So if he did tweet, how might David Cameron have summed up his press conference this morning? ‘nice easy questioning, avoided getting pinned down on tax rises/public spending, backtracked quite well on Edlington.’ That was my immediate offering. A quick ‘Cameron’ search on twitter suggests many alternatives.

He explained that one of the reasons he is resistant to joining the ranks of the twitterati is his evident concern that he would not be able to think through what he would say. That sounded very odd.
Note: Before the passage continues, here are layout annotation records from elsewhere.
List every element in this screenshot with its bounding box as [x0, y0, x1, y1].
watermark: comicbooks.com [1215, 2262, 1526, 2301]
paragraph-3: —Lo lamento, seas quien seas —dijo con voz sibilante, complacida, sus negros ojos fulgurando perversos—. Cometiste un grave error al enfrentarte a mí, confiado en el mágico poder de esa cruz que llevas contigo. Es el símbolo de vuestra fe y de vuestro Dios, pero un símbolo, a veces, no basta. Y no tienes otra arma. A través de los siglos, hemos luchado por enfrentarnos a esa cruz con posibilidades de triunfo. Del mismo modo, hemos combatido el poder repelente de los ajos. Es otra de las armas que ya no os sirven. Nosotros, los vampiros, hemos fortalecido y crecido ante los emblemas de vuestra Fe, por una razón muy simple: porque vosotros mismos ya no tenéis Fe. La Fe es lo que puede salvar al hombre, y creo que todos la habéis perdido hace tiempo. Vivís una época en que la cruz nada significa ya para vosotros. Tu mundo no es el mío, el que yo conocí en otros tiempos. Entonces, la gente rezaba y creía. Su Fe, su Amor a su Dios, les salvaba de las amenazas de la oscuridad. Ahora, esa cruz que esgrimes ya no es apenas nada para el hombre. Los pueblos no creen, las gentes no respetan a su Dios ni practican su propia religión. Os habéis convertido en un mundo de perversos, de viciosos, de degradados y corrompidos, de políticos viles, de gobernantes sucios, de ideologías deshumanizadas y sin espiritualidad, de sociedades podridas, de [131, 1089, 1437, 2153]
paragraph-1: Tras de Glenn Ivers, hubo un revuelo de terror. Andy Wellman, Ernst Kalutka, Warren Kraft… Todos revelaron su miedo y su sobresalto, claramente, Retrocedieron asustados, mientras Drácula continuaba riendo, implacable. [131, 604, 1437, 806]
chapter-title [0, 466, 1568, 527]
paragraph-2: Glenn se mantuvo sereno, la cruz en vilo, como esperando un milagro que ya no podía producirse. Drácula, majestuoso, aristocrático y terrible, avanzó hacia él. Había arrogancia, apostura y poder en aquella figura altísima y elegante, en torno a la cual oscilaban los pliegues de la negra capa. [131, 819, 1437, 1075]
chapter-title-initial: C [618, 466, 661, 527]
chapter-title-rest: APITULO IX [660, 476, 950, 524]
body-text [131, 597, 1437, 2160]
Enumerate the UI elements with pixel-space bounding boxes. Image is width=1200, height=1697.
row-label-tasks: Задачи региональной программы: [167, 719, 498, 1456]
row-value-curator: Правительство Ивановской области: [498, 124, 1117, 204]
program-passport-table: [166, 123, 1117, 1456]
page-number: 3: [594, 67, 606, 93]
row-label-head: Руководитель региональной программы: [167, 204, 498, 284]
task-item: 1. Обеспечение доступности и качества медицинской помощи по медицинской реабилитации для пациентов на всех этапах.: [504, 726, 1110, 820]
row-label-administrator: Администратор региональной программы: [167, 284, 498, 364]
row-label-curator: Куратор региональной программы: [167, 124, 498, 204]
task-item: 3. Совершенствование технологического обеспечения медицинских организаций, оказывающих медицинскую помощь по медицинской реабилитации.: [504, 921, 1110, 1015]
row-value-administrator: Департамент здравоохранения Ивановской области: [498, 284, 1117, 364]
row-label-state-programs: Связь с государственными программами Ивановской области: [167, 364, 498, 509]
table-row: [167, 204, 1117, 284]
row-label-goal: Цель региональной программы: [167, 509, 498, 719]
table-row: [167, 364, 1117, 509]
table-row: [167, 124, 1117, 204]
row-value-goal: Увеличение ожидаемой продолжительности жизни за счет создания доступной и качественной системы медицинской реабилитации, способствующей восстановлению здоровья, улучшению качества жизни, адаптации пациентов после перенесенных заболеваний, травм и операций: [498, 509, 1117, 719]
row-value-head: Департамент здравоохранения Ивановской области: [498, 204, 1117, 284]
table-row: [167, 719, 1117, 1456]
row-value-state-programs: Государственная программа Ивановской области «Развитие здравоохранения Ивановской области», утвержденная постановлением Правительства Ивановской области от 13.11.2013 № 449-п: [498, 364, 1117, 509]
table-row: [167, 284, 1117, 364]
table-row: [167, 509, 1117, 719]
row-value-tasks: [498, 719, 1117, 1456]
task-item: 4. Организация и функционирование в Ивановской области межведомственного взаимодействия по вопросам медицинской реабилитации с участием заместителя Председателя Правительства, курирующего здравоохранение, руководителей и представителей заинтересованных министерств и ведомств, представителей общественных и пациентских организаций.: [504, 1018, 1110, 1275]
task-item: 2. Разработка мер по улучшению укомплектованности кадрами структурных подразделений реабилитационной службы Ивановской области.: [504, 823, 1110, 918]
As he said, as a top flight politician, he is constantly communicating in different ways, and thinking on his feet, so I found his lack of confidence about his own ability not to screw up in140 characters a tad alarming.

But then I wondered if perhaps this is his way of signalling that despite what most who were tweeting during the event seemed to think, he is actually a man of great substance, so great that it is impossible to reduce his great substantial thoughts and policies to 140 characters. ‘Cameron – too serious to tweet’. Try that one on the next airbrushed poster.

It may be that he thinks he cannot get his thoughts into short bitesizes, but in truth, as the press conference showed once more, he speaks a lot, yet says so little.

When the transcript comes to be typed up, there will be a lot of words down there, a lot of questions on a lot of subjects, but actually very little that couldn’t all be summed up in a tweet or two.

Fixed term parliaments? Good idea, er, but bad idea. Prison ships? Need more prison places. Not sure how to get them though. Marriage in the tax system? Sounds great, still no clearer how we do it. Deficit reduction = tax rises/spending cuts? Avoided Nick Robinson. Adam Boulton had a go. Avoided him, but they noticed. Managed to avoid without sounding like I was avoiding. Phew.

Best mid-event tweet in my eyes the one that asked ‘has Cameron just admitted to having long-standing credit card debts – these millionaires’.